Telehealth Reimbursement & Private Payers

Private insurers are beginning to embrace the advantages of telemedicine. They have discovered the huge financial savings, improved patient outcomes, and exceptional convenience of telemedicine.

Here, we tell you what you need to know about private insurers and telemedicine reimbursement:

Parity Laws

The number of states with parity laws covering private insurers and reimbursement to telehealth services has grown to 32 plus Washington, D.C. These laws mean that private payers must cover services provided through telehealth to the same extent that they cover in-person services.

State Variations

There are significant variations across the states, however:

  • All parity laws cover live video telehealth.
  • Some 16 states have some sort of reimbursement for remote patient monitoring.
  • Not all require reimbursement at the same rate as in-person services. Colorado, Missouri, and Virginia require payment on the same basis as in-person services, which allows them to take into consideration the cost differences of telehealth versus in-person services.
  • There is full parity in 23 states and Washigton, D.C., meaning coverage and reimbursement for telemedicine services is comparable to those for in-person services.
  • Only Arizona restricts parity to geographic regions and specific services.
  • Only Michigan, Oregon, and Vermont approve reimbursement for telehealth that uses interactive, audio-visual systems.
  • Arkansas sets arbitrary restrictions on patient locations and provider types and mandates an in-person visit to establish a patient-provider relationship.
  • Only Nevada extends parity to workers’ compensation programs.

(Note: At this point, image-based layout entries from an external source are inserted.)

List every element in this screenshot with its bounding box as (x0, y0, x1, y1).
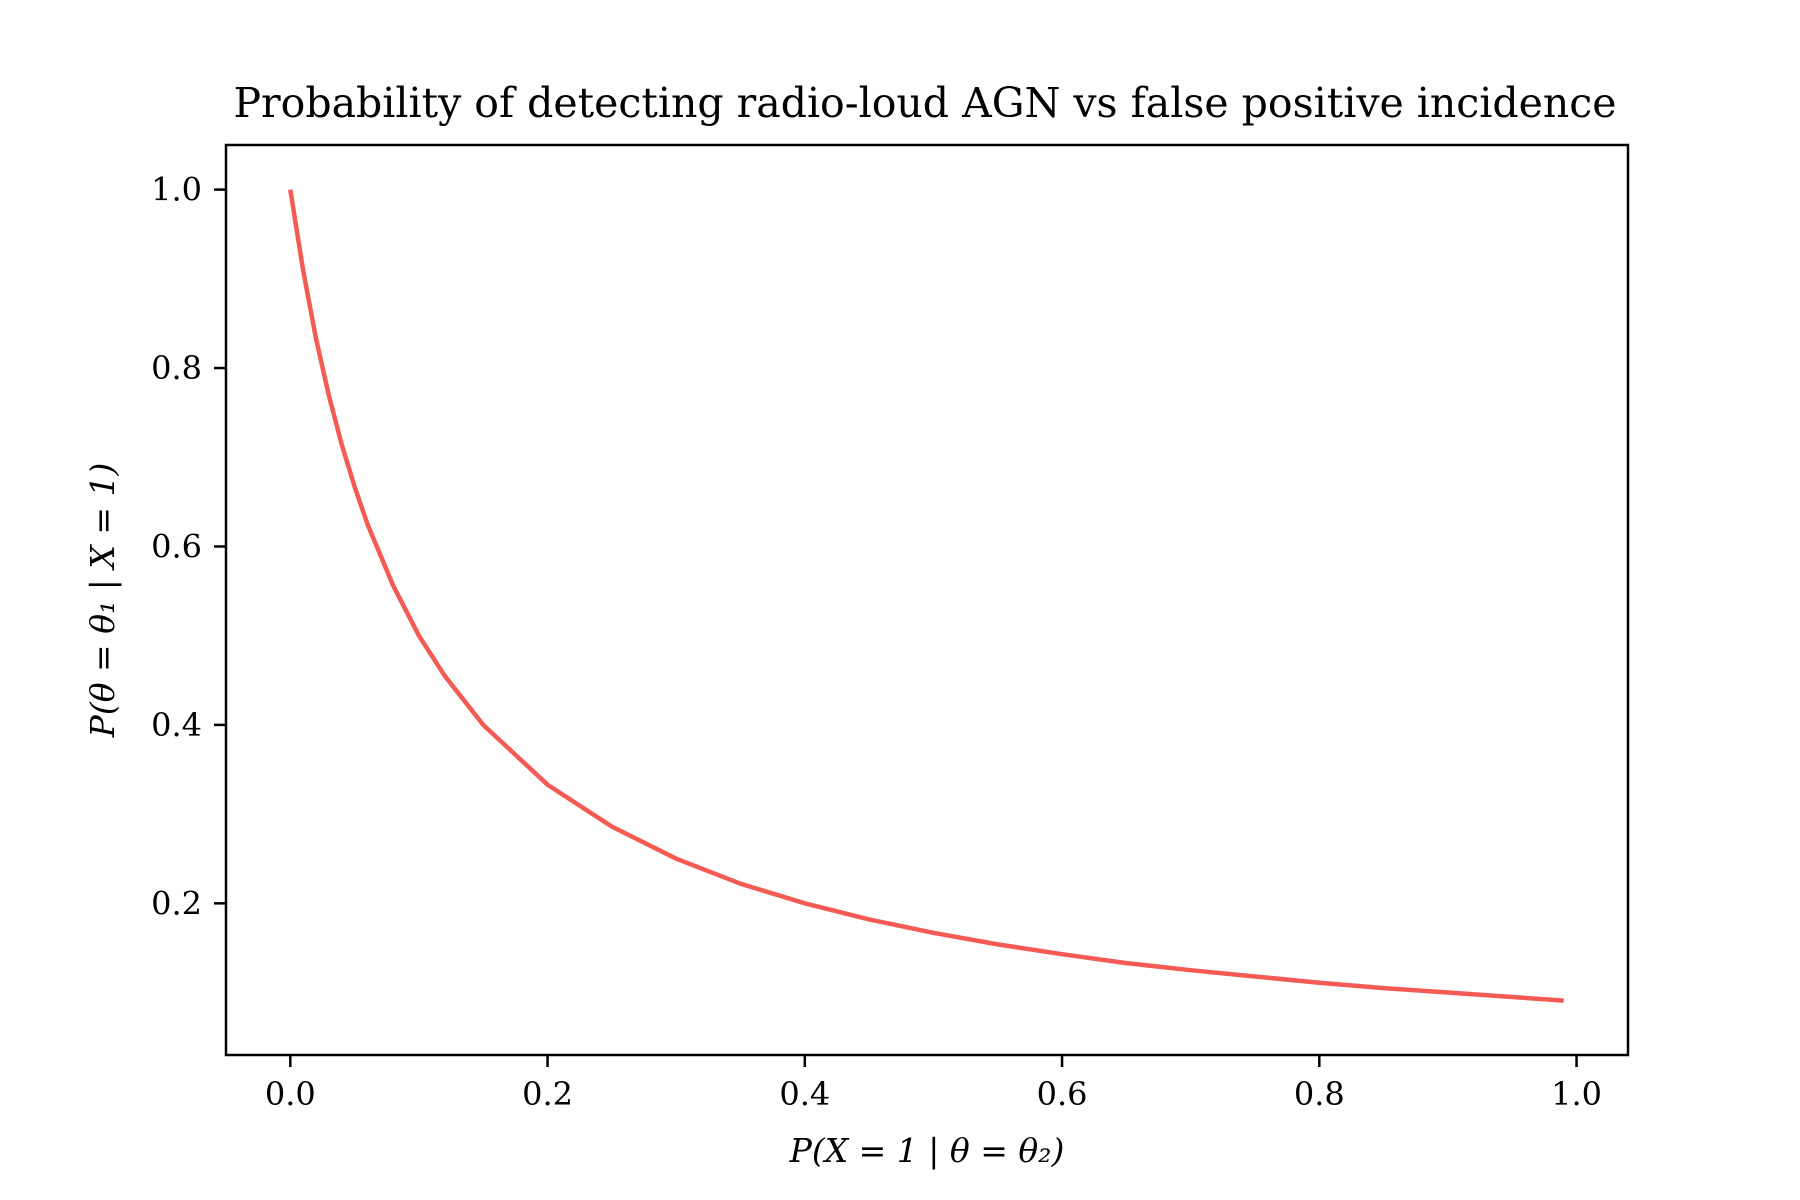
y-axis-label: P(θ = θ₁ | X = 1) (83, 463, 122, 739)
y-tick-label: 0.4 (151, 706, 202, 744)
chart-title: Probability of detecting radio-loud AGN … (233, 79, 1616, 127)
x-tick-label: 0.6 (1037, 1075, 1088, 1113)
y-axis-ticks: 0.2 0.4 0.6 0.8 1.0 (151, 171, 226, 922)
series-line (288, 189, 1564, 1003)
y-tick-label: 0.8 (151, 349, 202, 387)
x-tick-label: 0.2 (522, 1075, 573, 1113)
y-tick-label: 0.6 (151, 527, 202, 565)
x-axis-label: P(X = 1 | θ = θ₂) (789, 1131, 1065, 1170)
x-tick-label: 0.4 (779, 1075, 830, 1113)
y-tick-label: 1.0 (151, 171, 202, 209)
plot-area-frame (224, 143, 1630, 1057)
x-tick-label: 1.0 (1551, 1075, 1602, 1113)
x-axis-ticks: 0.0 0.2 0.4 0.6 0.8 1.0 (265, 1055, 1602, 1113)
y-tick-label: 0.2 (151, 884, 202, 922)
x-tick-label: 0.0 (265, 1075, 316, 1113)
x-tick-label: 0.8 (1294, 1075, 1345, 1113)
series-layer (288, 189, 1564, 1003)
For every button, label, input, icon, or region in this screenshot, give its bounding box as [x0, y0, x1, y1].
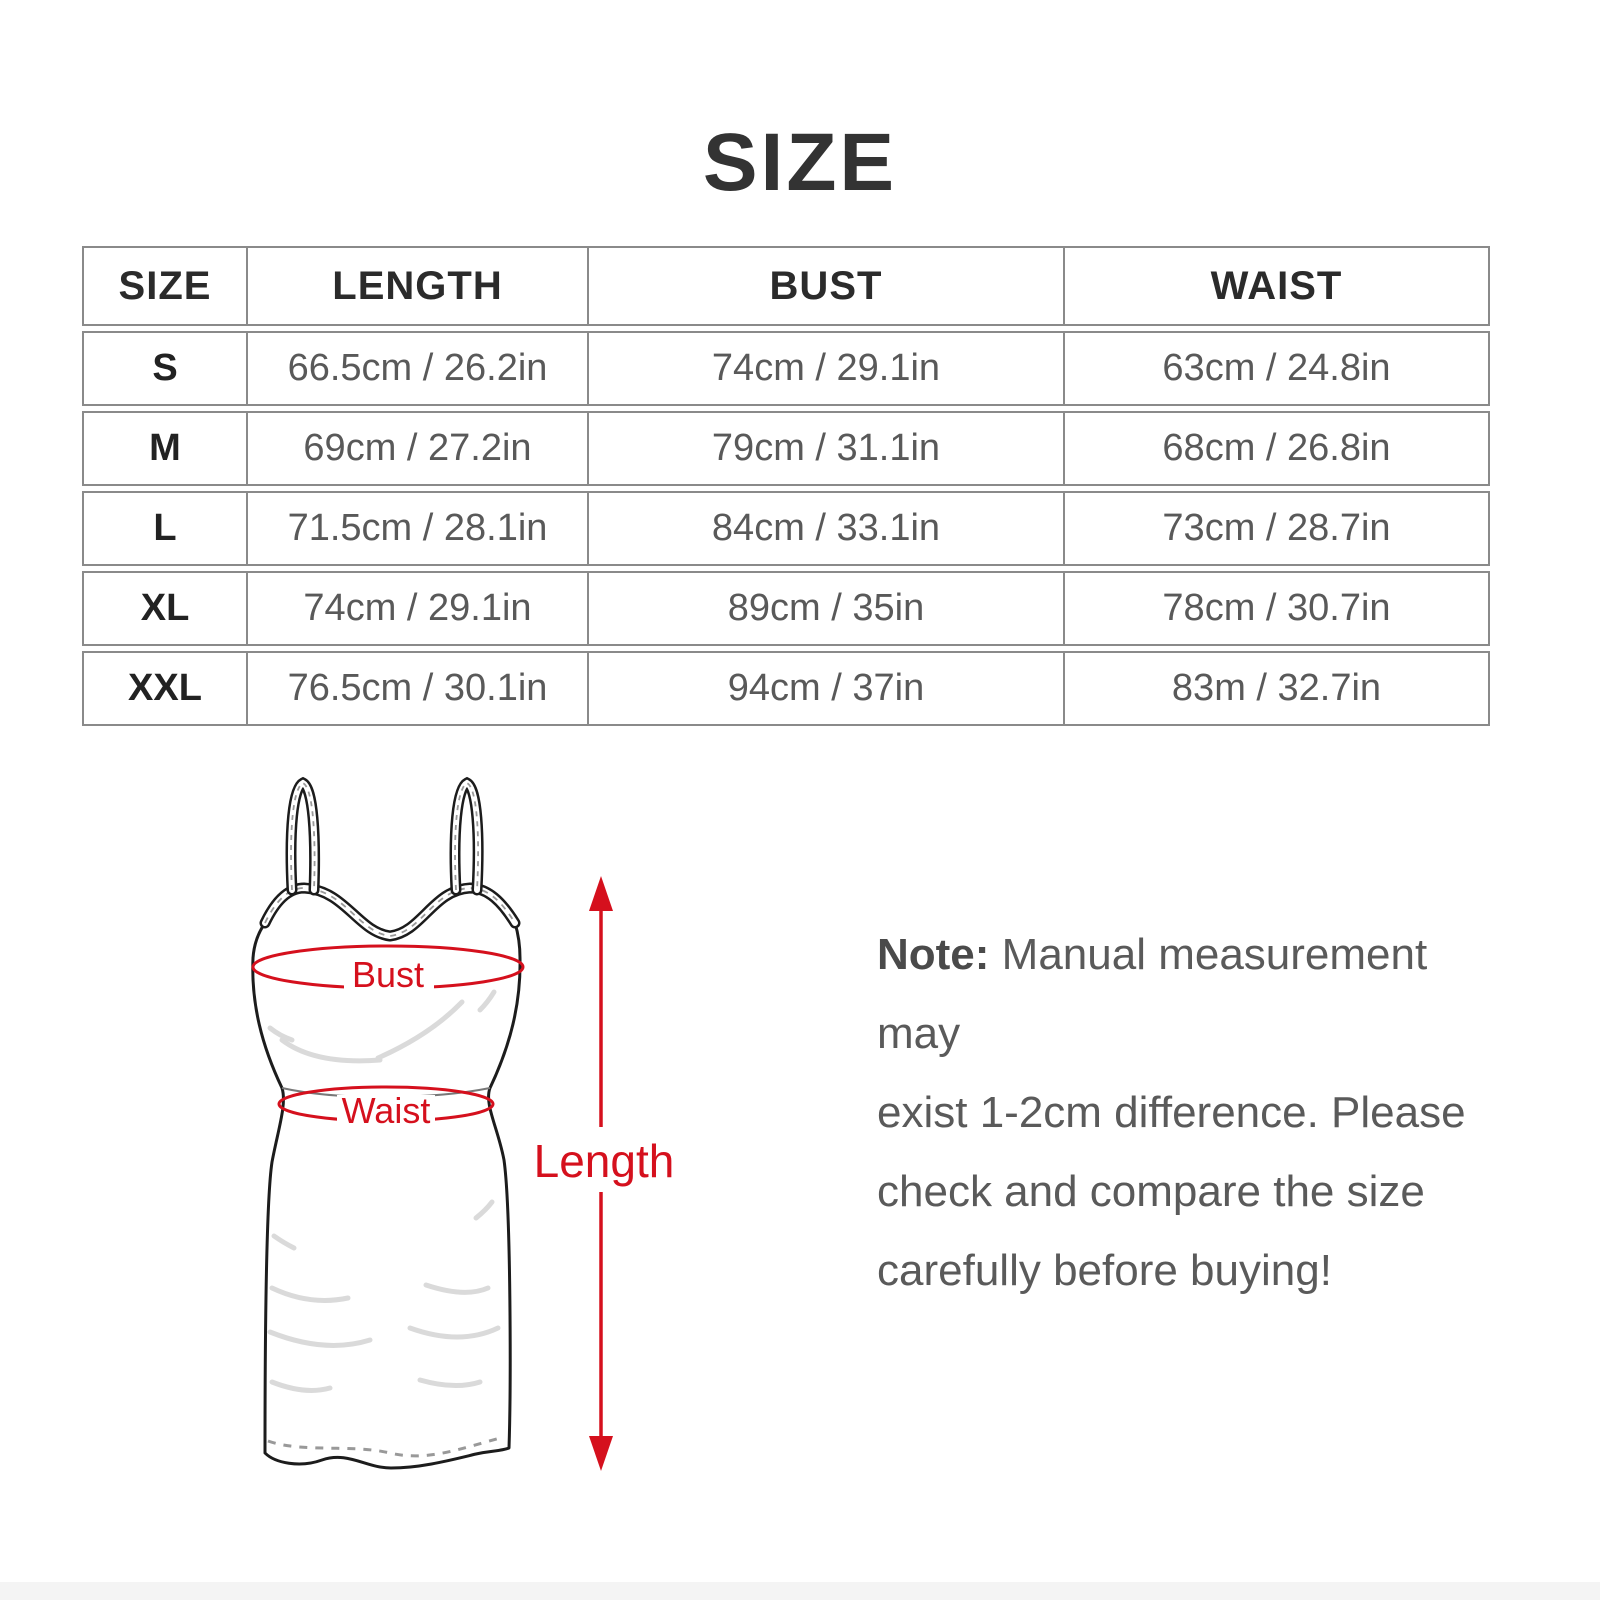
measurement-note: Note: Manual measurement may exist 1-2cm… [877, 915, 1477, 1310]
table-row-s: S 66.5cm / 26.2in 74cm / 29.1in 63cm / 2… [82, 331, 1490, 406]
length-arrow [589, 876, 613, 1471]
column-header-bust: BUST [589, 246, 1065, 326]
table-row-l: L 71.5cm / 28.1in 84cm / 33.1in 73cm / 2… [82, 491, 1490, 566]
right-strap [449, 776, 484, 896]
bust-label-mask [344, 959, 434, 991]
note-line-3: check and compare the size [877, 1167, 1425, 1216]
note-line-1: Note: Manual measurement may [877, 915, 1477, 1073]
length-label: Length [534, 1135, 675, 1187]
length-value: 71.5cm / 28.1in [248, 491, 589, 566]
bust-value: 74cm / 29.1in [589, 331, 1065, 406]
waist-value: 68cm / 26.8in [1065, 411, 1490, 486]
length-value: 74cm / 29.1in [248, 571, 589, 646]
waist-label: Waist [342, 1090, 431, 1131]
size-chart-table-container: SIZE LENGTH BUST WAIST S 66.5cm / 26.2in… [82, 241, 1490, 731]
note-line-4: carefully before buying! [877, 1246, 1332, 1295]
note-line-2: exist 1-2cm difference. Please [877, 1088, 1466, 1137]
size-label: XXL [82, 651, 248, 726]
waist-label-mask [337, 1095, 435, 1127]
dress-sketch-icon: Bust Waist Length [251, 776, 675, 1471]
table-row-xxl: XXL 76.5cm / 30.1in 94cm / 37in 83m / 32… [82, 651, 1490, 726]
bust-value: 79cm / 31.1in [589, 411, 1065, 486]
waist-value: 63cm / 24.8in [1065, 331, 1490, 406]
size-chart-table: SIZE LENGTH BUST WAIST S 66.5cm / 26.2in… [82, 241, 1490, 731]
bust-value: 84cm / 33.1in [589, 491, 1065, 566]
page-title: SIZE [702, 117, 898, 208]
table-header-row: SIZE LENGTH BUST WAIST [82, 246, 1490, 326]
column-header-length: LENGTH [248, 246, 589, 326]
waist-value: 73cm / 28.7in [1065, 491, 1490, 566]
length-value: 76.5cm / 30.1in [248, 651, 589, 726]
note-line-1-text: Manual measurement may [877, 930, 1428, 1058]
table-row-xl: XL 74cm / 29.1in 89cm / 35in 78cm / 30.7… [82, 571, 1490, 646]
column-header-waist: WAIST [1065, 246, 1490, 326]
bust-value: 94cm / 37in [589, 651, 1065, 726]
size-label: S [82, 331, 248, 406]
length-value: 69cm / 27.2in [248, 411, 589, 486]
size-label: M [82, 411, 248, 486]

Private Payers & Telemedicine

The five major private commercial health insurers (Aetna, Cigna, Blue Cross Blue Shield, Humana, and United Healthcare) cover some form of telemedicine.

Policy Requirements

It is important to check with the specific provider to confirm what they mean by covering telemedicine. A patient with a premium policy may have coverage, for example, whereas cheaper policies may not reimburse for telehealth services.

Rates for Telemedicine Reimbursement

In general, private payers appear to reimburse for telemedicine at the same rate as they do for corresponding in-person services. State policy and your negotiated reimbursement rates with that payer will dictate the rate, however.

Billing Private Payers

There are no set guidelines for billing telemedicine. You will need to call the eligibility and benefits department of the commercial insurance provider in question. They will tell you the codes and documentation you’ll need for billing telemedicine.

That said, most providers will tell you to use the relevant CPT/HCPCS code along with the GT modifier.